Shirley is a town in northeast Van Buren County, Arkansas, United States, along the Middle Fork of the Little Red River. It is located on Arkansas State Highway 9 about 11 miles northeast of Clinton, Arkansas. A one-time railroad outpost, the community today is oriented toward agriculture and recreational activities due to the river and Greers Ferry Lake. The population was 248 as of the 2020 Census.

==Geography==

According to the United States Census Bureau, the town has a total area of 2.5 sqmi, of which 2.4 sqmi is land and 0.1 sqmi (2.85%) is water.

==Demographics==

As of the census of 2010, there were 223 people, 136 households, and 91 families residing in the town. The population density was 140.9 PD/sqmi. There were 132 housing units at an average density of 71.9 /sqmi. The racial makeup of the town was 96.14% White, 0.89% Black or African American, 1.89% Native American, and 2.08% from two or more races. 1.19% of the population were Hispanic or Latino of any race.

There were 132 households, out of which 33.1% had children under the age of 18 living with them, 58.8% were married couples living together, 6.6% had a female householder with no husband present, and 32.4% were non-families. 29.4% of all households were made up of individuals, and 14.7% had someone living alone who was 65 years of age or older. The average household size was 2.48 and the average family size was 3.08.

In the town, the population was spread out, with 27.0% under the age of 18, 7.7% from 18 to 24, 27.6% from 25 to 44, 19.0% from 45 to 64, and 18.7% who were 65 years of age or older. The median age was 35 years. For every 100 females, there were 89.3 males. For every 100 females age 18 and over, there were 92.2 males.

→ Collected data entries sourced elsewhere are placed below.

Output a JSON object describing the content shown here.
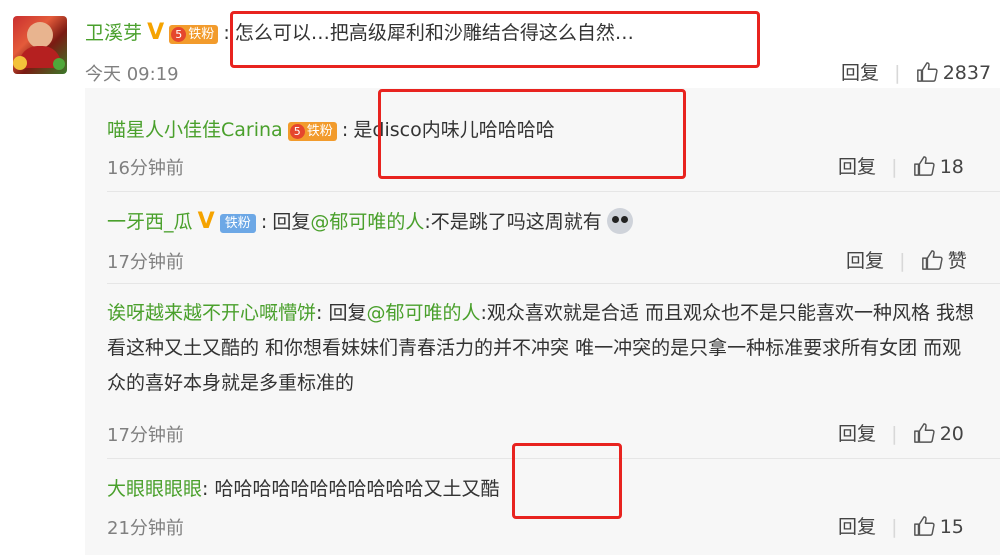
{
  "main_comment": {
    "user": "卫溪芽",
    "badge_level": "5",
    "badge_text": "铁粉",
    "separator": ":",
    "text": "怎么可以…把高级犀利和沙雕结合得这么自然…",
    "time": "今天 09:19",
    "reply_label": "回复",
    "likes": "2837"
  },
  "replies": [
    {
      "user": "喵星人小佳佳Carina",
      "badge_level": "5",
      "badge_text": "铁粉",
      "text": "是disco内味儿哈哈哈哈",
      "time": "16分钟前",
      "reply_label": "回复",
      "likes": "18"
    },
    {
      "user": "一牙西_瓜",
      "badge_text": "铁粉",
      "reply_prefix": "回复",
      "mention": "@郁可唯的人",
      "text": ":不是跳了吗这周就有",
      "time": "17分钟前",
      "reply_label": "回复",
      "likes": "赞"
    },
    {
      "user": "诶呀越来越不开心嘅懵饼",
      "reply_prefix": "回复",
      "mention": "@郁可唯的人",
      "text": ":观众喜欢就是合适 而且观众也不是只能喜欢一种风格 我想看这种又土又酷的 和你想看妹妹们青春活力的并不冲突 唯一冲突的是只拿一种标准要求所有女团 而观众的喜好本身就是多重标准的",
      "time": "17分钟前",
      "reply_label": "回复",
      "likes": "20"
    },
    {
      "user": "大眼眼眼眼",
      "text": "哈哈哈哈哈哈哈哈哈哈哈又土又酷",
      "time": "21分钟前",
      "reply_label": "回复",
      "likes": "15"
    }
  ],
  "colors": {
    "username": "#4aa02c",
    "highlight_box": "#e8231f",
    "badge": "#f29b2c",
    "badge_blue": "#6da8e6"
  }
}
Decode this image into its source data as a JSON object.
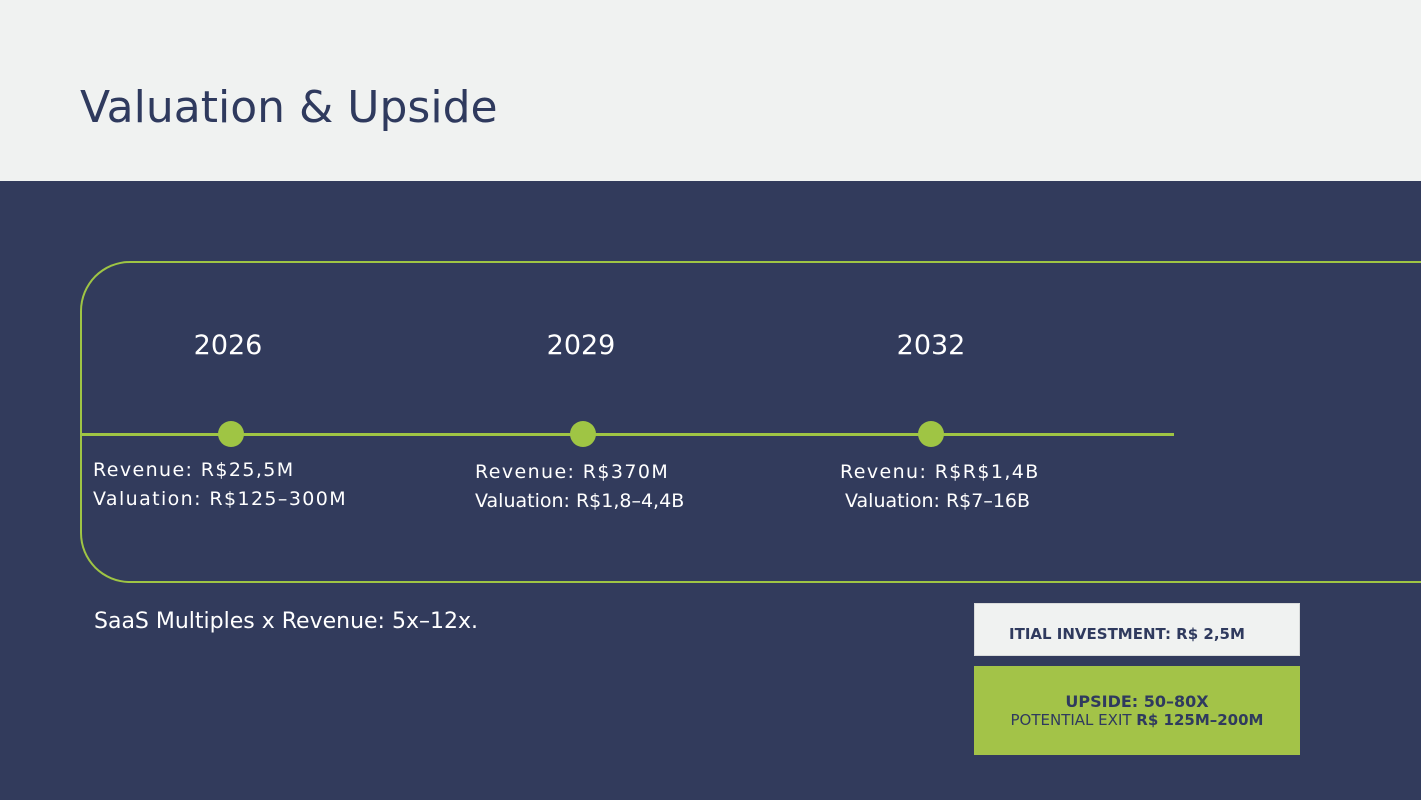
{
  "title": "Valuation & Upside",
  "milestones": [
    {
      "year": "2026",
      "revenue": "Revenue: R$25,5M",
      "valuation": "Valuation: R$125–300M"
    },
    {
      "year": "2029",
      "revenue": "Revenue: R$370M",
      "valuation": "Valuation: R$1,8–4,4B"
    },
    {
      "year": "2032",
      "revenue": "Revenu: R$R$1,4B",
      "valuation": "Valuation: R$7–16B"
    }
  ],
  "note": "SaaS Multiples x Revenue: 5x–12x.",
  "investment": "ITIAL INVESTMENT: R$ 2,5M",
  "upside": {
    "headline": "UPSIDE: 50–80X",
    "exit_label": "POTENTIAL EXIT ",
    "exit_value": "R$ 125M–200M"
  },
  "colors": {
    "background_light": "#f0f2f1",
    "panel_navy": "#323b5c",
    "accent_green": "#9fc544",
    "title_navy": "#2f3a5e"
  }
}
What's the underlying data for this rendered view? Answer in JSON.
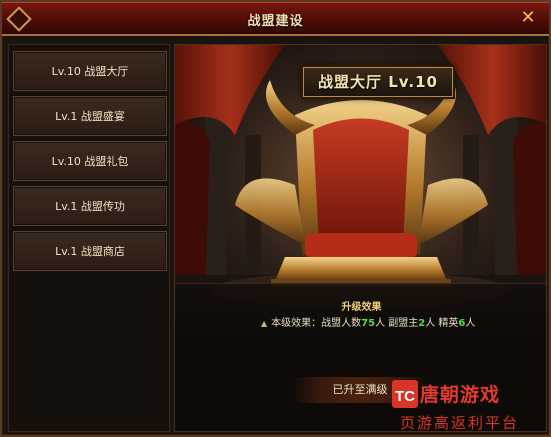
{
  "window": {
    "title": "战盟建设",
    "close_symbol": "✕"
  },
  "sidebar": {
    "items": [
      {
        "label": "Lv.10 战盟大厅"
      },
      {
        "label": "Lv.1 战盟盛宴"
      },
      {
        "label": "Lv.10 战盟礼包"
      },
      {
        "label": "Lv.1 战盟传功"
      },
      {
        "label": "Lv.1 战盟商店"
      }
    ]
  },
  "main": {
    "banner": "战盟大厅  Lv.10",
    "upgrade_title": "升级效果",
    "effect": {
      "prefix": "本级效果：战盟人数",
      "members": "75",
      "members_unit": "人 副盟主",
      "vice_leaders": "2",
      "vice_unit": "人 精英",
      "elites": "6",
      "elites_unit": "人"
    },
    "status_label": "已升至满级"
  },
  "watermark": {
    "logo": "TC",
    "line1": "唐朝游戏",
    "line2": "页游高返利平台"
  },
  "colors": {
    "accent": "#f0c050",
    "highlight_number": "#4fe04a",
    "title_bar": "#5a100a"
  }
}
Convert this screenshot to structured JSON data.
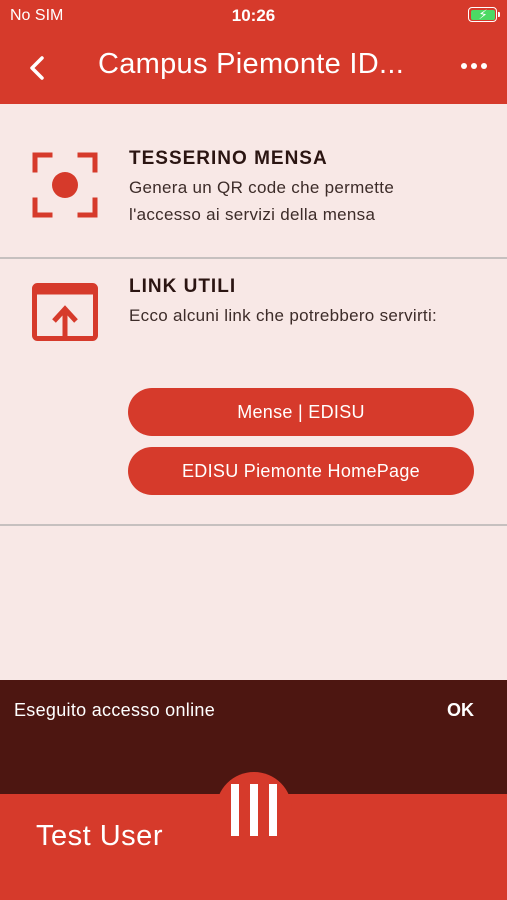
{
  "status_bar": {
    "carrier": "No SIM",
    "time": "10:26"
  },
  "nav": {
    "back_icon": "chevron-left-icon",
    "title": "Campus Piemonte ID...",
    "more_icon": "more-horizontal-icon"
  },
  "sections": [
    {
      "icon": "qr-scan-icon",
      "title": "TESSERINO MENSA",
      "description": "Genera un QR code che permette l'accesso ai servizi della mensa"
    },
    {
      "icon": "open-external-icon",
      "title": "LINK UTILI",
      "description": "Ecco alcuni link che potrebbero servirti:",
      "buttons": [
        {
          "label": "Mense | EDISU"
        },
        {
          "label": "EDISU Piemonte HomePage"
        }
      ]
    }
  ],
  "snackbar": {
    "message": "Eseguito accesso online",
    "action": "OK"
  },
  "bottom_bar": {
    "user_name": "Test User",
    "menu_icon": "bars-vertical-icon"
  },
  "colors": {
    "primary": "#d63a2b",
    "background": "#f8e8e6",
    "snackbar": "#4d1611",
    "battery": "#4cd964"
  }
}
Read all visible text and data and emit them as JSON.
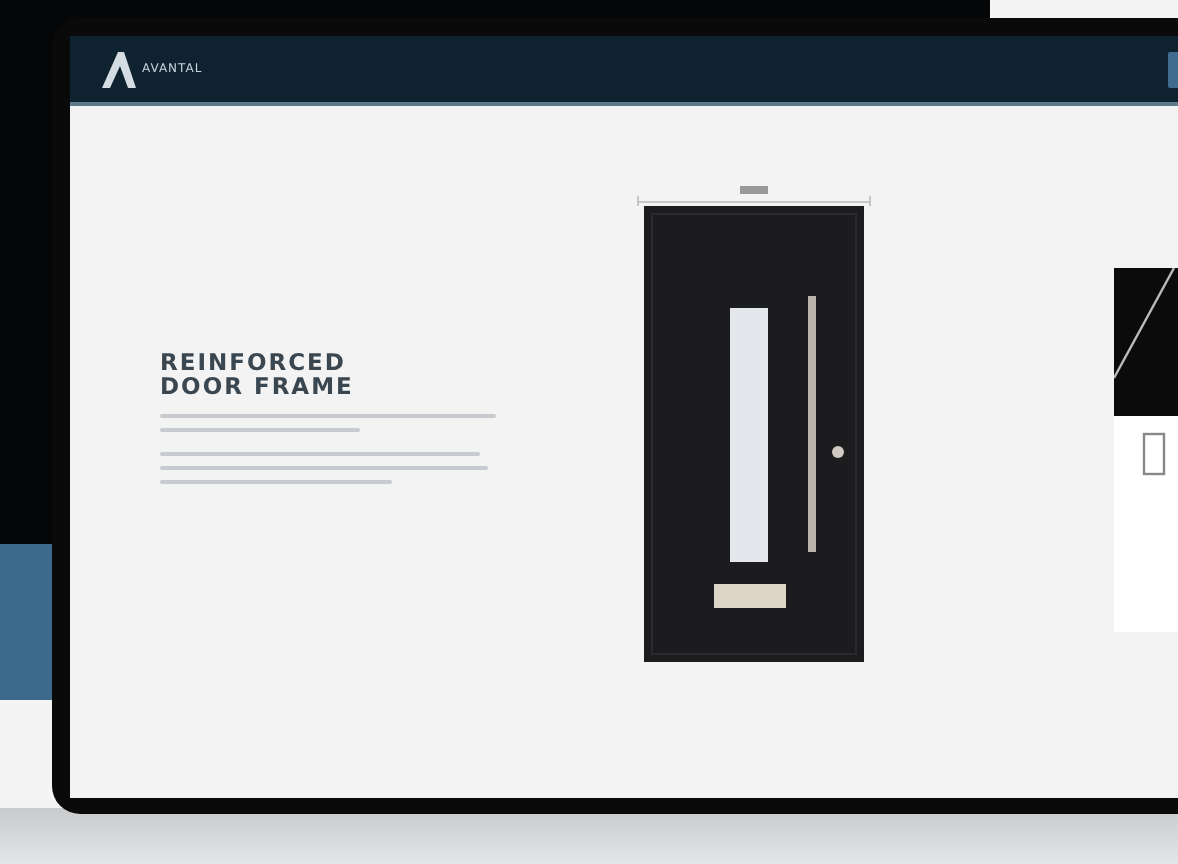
{
  "header": {
    "logo_text": "AVANTAL"
  },
  "hero": {
    "heading": "REINFORCED DOOR FRAME"
  }
}
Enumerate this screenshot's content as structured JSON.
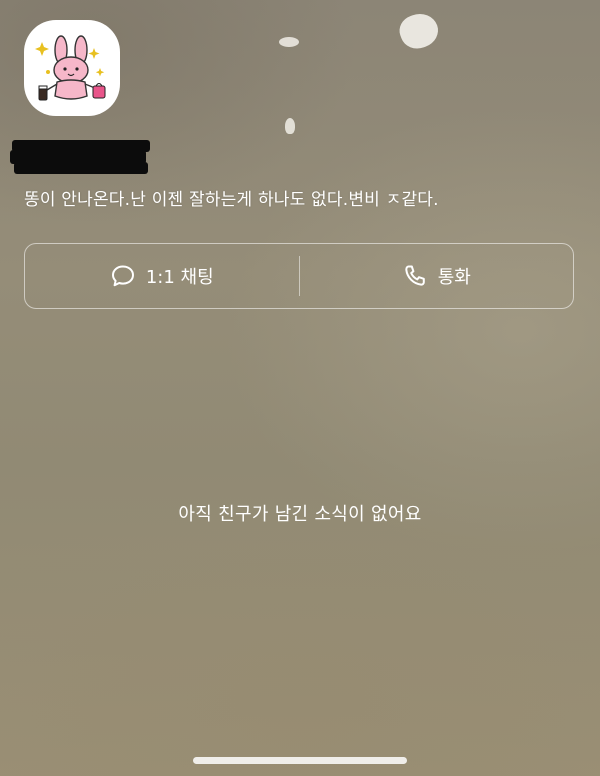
{
  "profile": {
    "avatar_icon": "pink-bunny-character-icon",
    "name_redacted": true,
    "status_message": "똥이 안나온다.난 이젠 잘하는게 하나도 없다.변비 ㅈ같다."
  },
  "actions": {
    "chat": {
      "icon": "speech-bubble-icon",
      "label": "1:1 채팅"
    },
    "call": {
      "icon": "phone-icon",
      "label": "통화"
    }
  },
  "feed": {
    "empty_message": "아직 친구가 남긴 소식이 없어요"
  },
  "colors": {
    "text": "#ffffff",
    "avatar_pink": "#f6b7c9",
    "redaction": "#0c0c0c"
  }
}
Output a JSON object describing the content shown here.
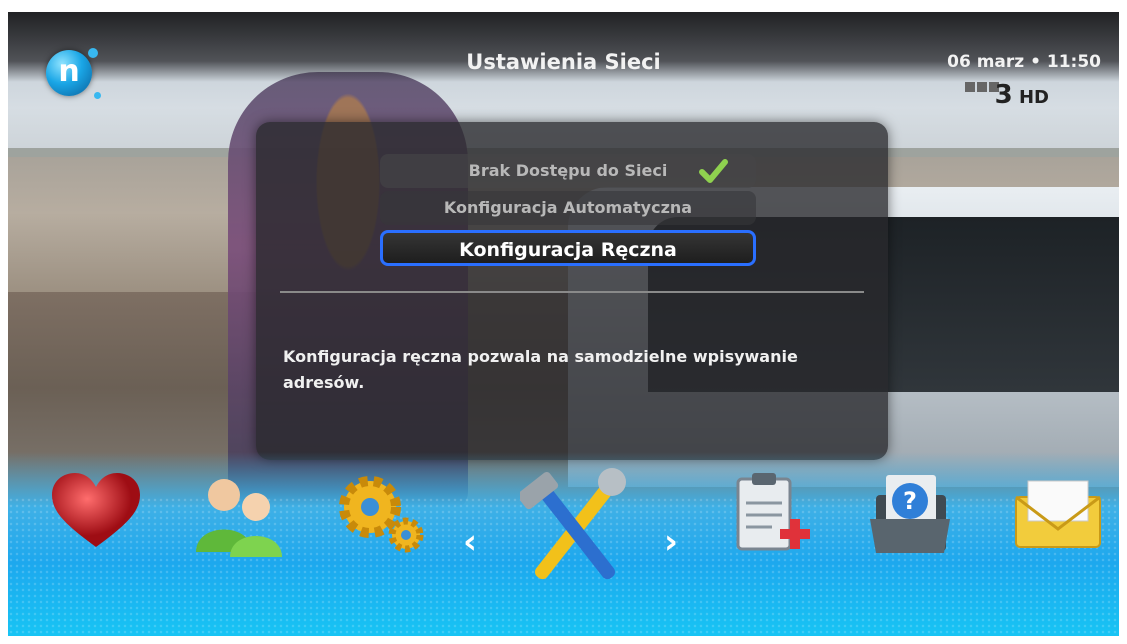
{
  "header": {
    "title": "Ustawienia Sieci",
    "datetime": "06 marz  •  11:50",
    "logo_letter": "n",
    "channel_logo": "HD",
    "channel_number": "3"
  },
  "dialog": {
    "options": [
      {
        "label": "Brak Dostępu do Sieci",
        "checked": true
      },
      {
        "label": "Konfiguracja Automatyczna",
        "checked": false
      },
      {
        "label": "Konfiguracja Ręczna",
        "selected": true
      }
    ],
    "description": "Konfiguracja ręczna pozwala na samodzielne wpisywanie adresów."
  },
  "dock": {
    "items": [
      {
        "icon": "favorites-heart-icon"
      },
      {
        "icon": "users-icon"
      },
      {
        "icon": "gears-settings-icon"
      },
      {
        "icon": "tools-wrench-hammer-icon",
        "selected": true
      },
      {
        "icon": "clipboard-medical-icon"
      },
      {
        "icon": "help-folder-icon"
      },
      {
        "icon": "mail-envelope-icon"
      }
    ],
    "left_arrow": "‹",
    "right_arrow": "›"
  },
  "colors": {
    "selection_border": "#2a6fff",
    "dock_blue": "#1da8ee",
    "check_green": "#8fd14f"
  }
}
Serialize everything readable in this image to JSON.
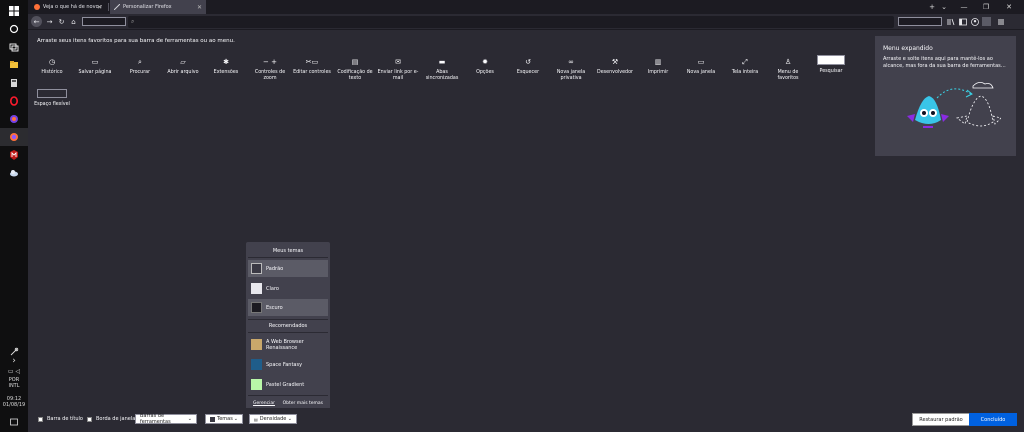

The median income for a household in the town was $23,958, and the median income for a family was $30,938. Males had a median income of $21,875 versus $14,545 for females. The per capita income for the town was $10,096. About 14.1% of families and 23.2% of the population were below the poverty line, including 34.2% of those under age 18 and 11.1% of those age 65 or over.

Historical population
| Census | Pop. | Note | %± |
| 1920 | 349 |  | — |
| 1930 | 292 |  | −16.3% |
| 1940 | 365 |  | 25.0% |
| 1950 | 259 |  | −29.0% |
| 1960 | 197 |  | −23.9% |
| 1970 | 269 |  | 36.5% |
| 1980 | 354 |  | 31.6% |
| 1990 | 363 |  | 2.5% |
| 2000 | 337 |  | −7.2% |
| 2010 | 291 |  | −13.6% |
| 2020 | 248 |  | −14.8% |
| 2025 (est.) | 249 | Increase | 0.4% |
U.S. Decennial Census

==Education==
Public education for elementary and secondary students is provided by Shirley School District, which includes Shirley Elementary School and Shirley High School.